I think that relationship also has a huge role to play in our learning. The best communicators develop a rapport with their audience, a positive relationship. I think that too many educators are fulfilling a task, achieving a goal, advancing a career; we learn from people we have a relationship with. Not necessarily the most intimate, but positive or rewarding in some way. The teachers that were the most engaging for me were the ones I felt connected to in some way, sometimes through humour, sometimes a connection outside of school, similar interests…The best teachers I have seen in my children’s classrooms are the ones who seem to understand or see into the personality of the child. This has included their tastes and family, fears and ease or difficulty with the school system – and they have adjusted, accommodated accordingly. This is possible, I have seen it happen spontaneously by some and I believe it can be taught and modelled and encouraged for others. But it will take quite a shift in thinking and a fairly large dose of empathy.

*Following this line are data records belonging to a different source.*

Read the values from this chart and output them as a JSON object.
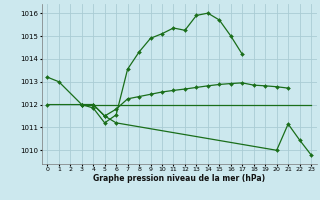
{
  "xlabel": "Graphe pression niveau de la mer (hPa)",
  "background_color": "#cce8ee",
  "grid_color": "#aaccd4",
  "line_color": "#1a6e1a",
  "x_ticks": [
    0,
    1,
    2,
    3,
    4,
    5,
    6,
    7,
    8,
    9,
    10,
    11,
    12,
    13,
    14,
    15,
    16,
    17,
    18,
    19,
    20,
    21,
    22,
    23
  ],
  "ylim": [
    1009.4,
    1016.4
  ],
  "yticks": [
    1010,
    1011,
    1012,
    1013,
    1014,
    1015,
    1016
  ],
  "series1_x": [
    0,
    1,
    3,
    4,
    5,
    6,
    7,
    8,
    9,
    10,
    11,
    12,
    13,
    14,
    15,
    16,
    17
  ],
  "series1_y": [
    1013.2,
    1013.0,
    1012.0,
    1011.85,
    1011.2,
    1011.55,
    1013.55,
    1014.3,
    1014.9,
    1015.1,
    1015.35,
    1015.25,
    1015.9,
    1016.0,
    1015.7,
    1015.0,
    1014.2
  ],
  "series2_x": [
    3,
    4,
    5,
    6,
    7,
    8,
    9,
    10,
    11,
    12,
    13,
    14,
    15,
    16,
    17,
    18,
    19,
    20,
    21
  ],
  "series2_y": [
    1012.0,
    1012.0,
    1011.5,
    1011.8,
    1012.25,
    1012.35,
    1012.45,
    1012.55,
    1012.62,
    1012.68,
    1012.75,
    1012.82,
    1012.88,
    1012.92,
    1012.95,
    1012.85,
    1012.82,
    1012.78,
    1012.72
  ],
  "series3_x": [
    3,
    23
  ],
  "series3_y": [
    1012.0,
    1012.0
  ],
  "series4_x": [
    0,
    3,
    4,
    5,
    6,
    20,
    21,
    22,
    23
  ],
  "series4_y": [
    1012.0,
    1012.0,
    1012.0,
    1011.5,
    1011.2,
    1010.0,
    1011.15,
    1010.45,
    1009.8
  ]
}
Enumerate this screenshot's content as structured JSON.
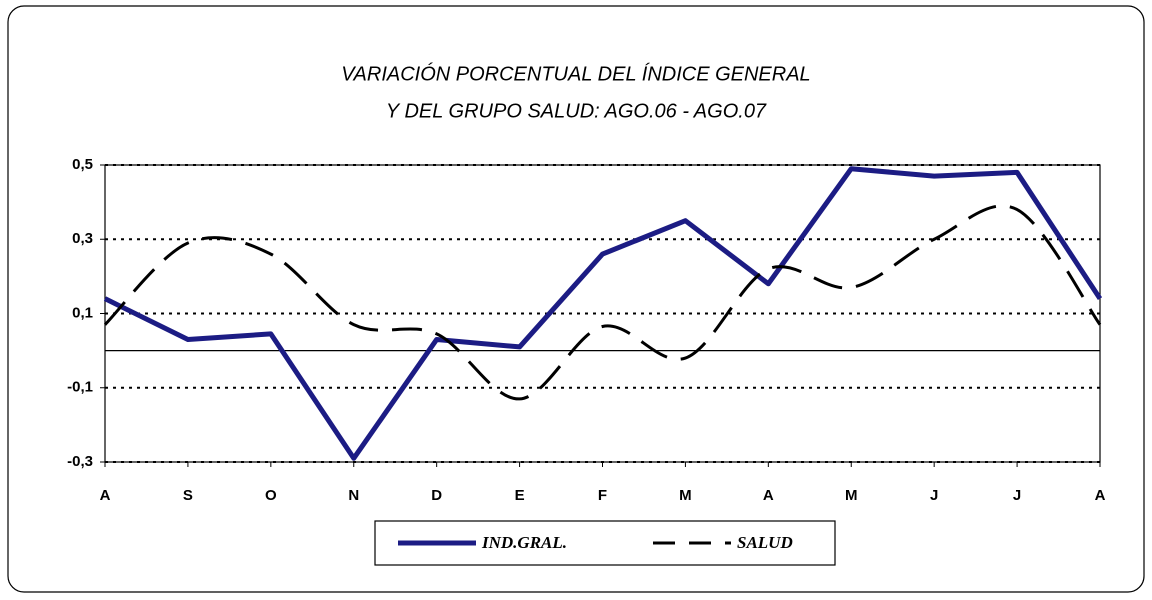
{
  "chart_data": {
    "type": "line",
    "title": "VARIACIÓN PORCENTUAL DEL ÍNDICE GENERAL",
    "subtitle": "Y DEL GRUPO SALUD:  AGO.06 - AGO.07",
    "categories": [
      "A",
      "S",
      "O",
      "N",
      "D",
      "E",
      "F",
      "M",
      "A",
      "M",
      "J",
      "J",
      "A"
    ],
    "series": [
      {
        "name": "IND.GRAL.",
        "color": "#1c1c84",
        "style": "solid",
        "smooth": false,
        "values": [
          0.14,
          0.03,
          0.045,
          -0.29,
          0.03,
          0.01,
          0.26,
          0.35,
          0.18,
          0.49,
          0.47,
          0.48,
          0.14
        ]
      },
      {
        "name": "SALUD",
        "color": "#000000",
        "style": "dashed",
        "smooth": true,
        "values": [
          0.07,
          0.29,
          0.26,
          0.07,
          0.045,
          -0.13,
          0.065,
          -0.02,
          0.22,
          0.17,
          0.3,
          0.38,
          0.07
        ]
      }
    ],
    "ylim": [
      -0.3,
      0.5
    ],
    "yticks": [
      {
        "value": -0.3,
        "label": "-0,3"
      },
      {
        "value": -0.1,
        "label": "-0,1"
      },
      {
        "value": 0.1,
        "label": "0,1"
      },
      {
        "value": 0.3,
        "label": "0,3"
      },
      {
        "value": 0.5,
        "label": "0,5"
      }
    ],
    "grid": true
  }
}
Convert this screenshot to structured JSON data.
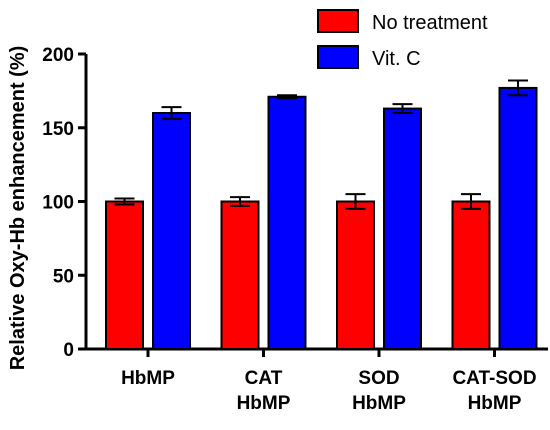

Ken Robinson mentioned the comment of a friend, “You know, a three year old is not half a six year old!” I would venture to say that a three year old is not another three year old known to you either. Nor is one boy or girl another boy or girl. Each sibling in a family is not the same as the others. And for those with a diagnosis of some kind, each is not the same as another…and each has their own potential to realise, as themselves. I will be advanced along my journey to reaching full potential too, as I walk alongside those I can encourage along their own journey. How fulfilling, holistic!

I’ll finish with a quote from Ken Robinson on TED:

 Human communities depend upon a diversity of talent, not a singular conception of ability. At the heart of our challenge is to reconstitute our understanding of ability and of intelligence.